Our team consisted of about 5 guys who liked to have a good time at work. There was lots of noisy horseplay and practical jokes. The thing that infuriated everyone else is that we (5 guys) worked on a project that made 1/3 of the revenue for the whole company (which by then had grown to 300+ people) so there was no way they were going to fire us.
Because of our highly unique work style, they decided to isolate us one one floor of an old building (the company had grown so fast that it had to lease space in several buildings)
That's when the fun really started. While we never made pretesne of keeping normal business hours now we came and left any damn time we chose. Sometimes I'd come in to work at 11:00 hack a bit of code and take off at 2:00. I remember my boss telling me that we had to come in by at least 10:30. We'd hoot holler and yell inside jokes at each other and past anyone who dared show up on the floor.

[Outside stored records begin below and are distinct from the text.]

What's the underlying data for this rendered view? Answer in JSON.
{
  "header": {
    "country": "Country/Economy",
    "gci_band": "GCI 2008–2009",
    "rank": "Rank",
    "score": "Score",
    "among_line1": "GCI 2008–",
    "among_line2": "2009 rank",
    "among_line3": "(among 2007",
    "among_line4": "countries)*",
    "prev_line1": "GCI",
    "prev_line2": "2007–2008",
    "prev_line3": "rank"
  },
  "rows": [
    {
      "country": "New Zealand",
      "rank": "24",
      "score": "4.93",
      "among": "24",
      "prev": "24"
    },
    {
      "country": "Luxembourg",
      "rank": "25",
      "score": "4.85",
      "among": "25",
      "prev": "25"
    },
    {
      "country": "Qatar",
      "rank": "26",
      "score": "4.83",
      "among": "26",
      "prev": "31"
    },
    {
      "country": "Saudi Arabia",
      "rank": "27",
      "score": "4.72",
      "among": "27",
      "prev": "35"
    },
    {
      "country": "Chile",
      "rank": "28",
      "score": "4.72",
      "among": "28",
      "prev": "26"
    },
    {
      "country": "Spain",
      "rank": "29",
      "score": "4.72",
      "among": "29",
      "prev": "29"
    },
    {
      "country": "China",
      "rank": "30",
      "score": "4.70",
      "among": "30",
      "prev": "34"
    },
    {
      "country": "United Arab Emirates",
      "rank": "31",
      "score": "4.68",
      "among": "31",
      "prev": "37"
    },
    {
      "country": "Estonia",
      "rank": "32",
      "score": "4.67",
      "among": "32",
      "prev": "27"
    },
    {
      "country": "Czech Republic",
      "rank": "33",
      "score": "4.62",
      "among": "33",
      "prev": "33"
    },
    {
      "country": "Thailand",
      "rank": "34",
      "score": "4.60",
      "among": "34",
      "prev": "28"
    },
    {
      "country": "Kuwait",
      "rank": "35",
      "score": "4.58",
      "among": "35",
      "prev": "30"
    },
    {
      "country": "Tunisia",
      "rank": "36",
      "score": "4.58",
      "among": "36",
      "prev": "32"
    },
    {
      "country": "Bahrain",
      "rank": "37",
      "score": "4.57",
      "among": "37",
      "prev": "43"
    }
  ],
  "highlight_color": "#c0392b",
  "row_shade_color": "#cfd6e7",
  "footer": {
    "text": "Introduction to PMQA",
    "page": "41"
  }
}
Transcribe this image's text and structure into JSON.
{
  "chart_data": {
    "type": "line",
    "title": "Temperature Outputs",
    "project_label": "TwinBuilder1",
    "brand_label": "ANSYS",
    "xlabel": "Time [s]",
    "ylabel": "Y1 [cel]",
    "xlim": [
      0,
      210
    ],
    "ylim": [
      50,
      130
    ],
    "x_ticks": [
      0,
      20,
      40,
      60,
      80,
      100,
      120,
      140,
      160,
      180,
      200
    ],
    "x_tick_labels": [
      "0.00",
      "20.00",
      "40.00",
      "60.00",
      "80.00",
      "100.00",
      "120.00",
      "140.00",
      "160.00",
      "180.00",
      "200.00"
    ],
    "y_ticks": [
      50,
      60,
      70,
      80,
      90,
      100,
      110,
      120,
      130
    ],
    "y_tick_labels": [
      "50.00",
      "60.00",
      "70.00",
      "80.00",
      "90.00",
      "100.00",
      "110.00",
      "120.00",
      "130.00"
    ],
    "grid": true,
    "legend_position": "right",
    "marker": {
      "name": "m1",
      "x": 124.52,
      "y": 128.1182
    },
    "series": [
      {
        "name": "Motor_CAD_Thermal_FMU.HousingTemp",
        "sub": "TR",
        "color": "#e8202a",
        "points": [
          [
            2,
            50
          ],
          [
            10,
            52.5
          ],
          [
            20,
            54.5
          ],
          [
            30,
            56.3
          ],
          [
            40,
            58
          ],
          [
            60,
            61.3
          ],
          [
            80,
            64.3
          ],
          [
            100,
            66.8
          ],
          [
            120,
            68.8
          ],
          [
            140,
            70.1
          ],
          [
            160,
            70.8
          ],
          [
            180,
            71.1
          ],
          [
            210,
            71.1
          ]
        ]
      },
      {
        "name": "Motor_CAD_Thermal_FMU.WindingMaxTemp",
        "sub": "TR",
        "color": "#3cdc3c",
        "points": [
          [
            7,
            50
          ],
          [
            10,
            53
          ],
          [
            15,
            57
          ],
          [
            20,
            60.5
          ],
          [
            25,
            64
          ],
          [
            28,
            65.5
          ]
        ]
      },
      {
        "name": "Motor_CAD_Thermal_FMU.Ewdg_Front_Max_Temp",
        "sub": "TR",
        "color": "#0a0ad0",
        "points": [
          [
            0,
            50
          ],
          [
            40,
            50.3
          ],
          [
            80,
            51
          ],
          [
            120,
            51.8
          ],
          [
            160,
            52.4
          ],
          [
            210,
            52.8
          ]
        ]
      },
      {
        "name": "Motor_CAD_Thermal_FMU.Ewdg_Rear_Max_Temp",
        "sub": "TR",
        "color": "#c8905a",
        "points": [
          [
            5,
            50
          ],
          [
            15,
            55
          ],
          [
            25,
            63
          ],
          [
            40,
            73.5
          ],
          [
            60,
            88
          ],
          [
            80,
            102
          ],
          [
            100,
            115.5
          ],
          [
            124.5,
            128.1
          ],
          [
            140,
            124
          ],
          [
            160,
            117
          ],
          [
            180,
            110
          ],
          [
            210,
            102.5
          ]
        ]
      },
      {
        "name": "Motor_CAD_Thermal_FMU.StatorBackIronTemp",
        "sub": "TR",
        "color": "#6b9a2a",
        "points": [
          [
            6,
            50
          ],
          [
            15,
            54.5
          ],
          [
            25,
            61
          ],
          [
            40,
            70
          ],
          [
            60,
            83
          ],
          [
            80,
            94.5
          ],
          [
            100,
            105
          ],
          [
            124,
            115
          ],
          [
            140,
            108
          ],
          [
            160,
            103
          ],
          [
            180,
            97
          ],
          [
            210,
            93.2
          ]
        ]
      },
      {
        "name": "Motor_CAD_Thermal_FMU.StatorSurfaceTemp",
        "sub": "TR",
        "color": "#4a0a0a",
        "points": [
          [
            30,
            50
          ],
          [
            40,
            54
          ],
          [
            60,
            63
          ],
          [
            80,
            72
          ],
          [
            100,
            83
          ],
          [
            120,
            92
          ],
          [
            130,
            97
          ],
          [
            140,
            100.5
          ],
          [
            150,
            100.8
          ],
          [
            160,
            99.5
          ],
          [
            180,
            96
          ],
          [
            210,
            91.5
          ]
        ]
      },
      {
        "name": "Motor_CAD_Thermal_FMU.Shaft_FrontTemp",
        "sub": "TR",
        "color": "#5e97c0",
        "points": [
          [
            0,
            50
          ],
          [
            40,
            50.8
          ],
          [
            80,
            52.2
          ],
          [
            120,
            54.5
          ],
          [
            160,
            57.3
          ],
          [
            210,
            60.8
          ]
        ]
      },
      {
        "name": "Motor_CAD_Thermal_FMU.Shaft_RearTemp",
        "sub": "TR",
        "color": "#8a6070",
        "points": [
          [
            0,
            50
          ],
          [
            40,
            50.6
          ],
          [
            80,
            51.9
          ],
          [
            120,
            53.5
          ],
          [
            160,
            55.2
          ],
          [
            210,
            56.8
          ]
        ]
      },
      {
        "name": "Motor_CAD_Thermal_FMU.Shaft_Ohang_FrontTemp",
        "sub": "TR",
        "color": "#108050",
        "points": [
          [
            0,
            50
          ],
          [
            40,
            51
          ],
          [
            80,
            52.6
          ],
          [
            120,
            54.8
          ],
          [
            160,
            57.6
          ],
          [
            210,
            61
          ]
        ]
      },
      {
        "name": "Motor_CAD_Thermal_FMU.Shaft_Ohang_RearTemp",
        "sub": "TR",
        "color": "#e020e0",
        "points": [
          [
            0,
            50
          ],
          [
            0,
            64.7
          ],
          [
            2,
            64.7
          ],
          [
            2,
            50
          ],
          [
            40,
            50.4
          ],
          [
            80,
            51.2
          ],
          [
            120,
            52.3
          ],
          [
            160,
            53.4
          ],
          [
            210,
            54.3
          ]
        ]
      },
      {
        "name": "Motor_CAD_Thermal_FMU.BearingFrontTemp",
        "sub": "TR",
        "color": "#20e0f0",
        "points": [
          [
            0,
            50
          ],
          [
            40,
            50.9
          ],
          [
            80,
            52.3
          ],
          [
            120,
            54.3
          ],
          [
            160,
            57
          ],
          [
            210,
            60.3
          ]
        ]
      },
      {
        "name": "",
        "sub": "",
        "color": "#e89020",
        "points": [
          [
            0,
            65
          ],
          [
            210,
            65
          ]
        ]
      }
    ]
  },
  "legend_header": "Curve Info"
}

The end came when were were bought by a large borg like software multinational. Then the old gang kind of split up some fired some trying unsucessfully to get fired some drifting off to become consultants.
Since then I have bounced from one contract to another, making a lot more money, but really missing the camaraderie we had back then.
If I had any advice to offer it would be to pay as much attention to social factors when choosing a job as the salary. You want a nice team of people you can have fun with at work. In the end it makes your life a lot better than some extra cash.
Ah, good point. But there is a reason you're missing for why people might not drop out of the system. Alimony, and child support.
Very true. Once you have a kid, you're screwed. You've got to support that kid for at least 20 years. That's a hell of a lot of pressure. I didn't even think about that. But then again, people only have kids if they're well off enough that they can afford the kid... right?
I don't respond to AC's.
"Oh, you hate your job? Why didn't you say so? There's a support group for that. It's called EVERYBODY, and they meet at the bar."
Nerd: Derogatory term typically directed at anybody with a lower Slashdot ID than you.
And a list of EVIL companies that do stupid stuf like the one you're in.
Just a question. This reminds me of the battered woman syndrome. Battered women would hate to sue their husbands because they have "nowhere else" to go.
Is yours a similar case? How long before the company brings you to tears and turns you into a complete mess of person, blaming yourself for everything?
Quit the damn company and screw them! Start selling your own software competing with them, and put them to shame.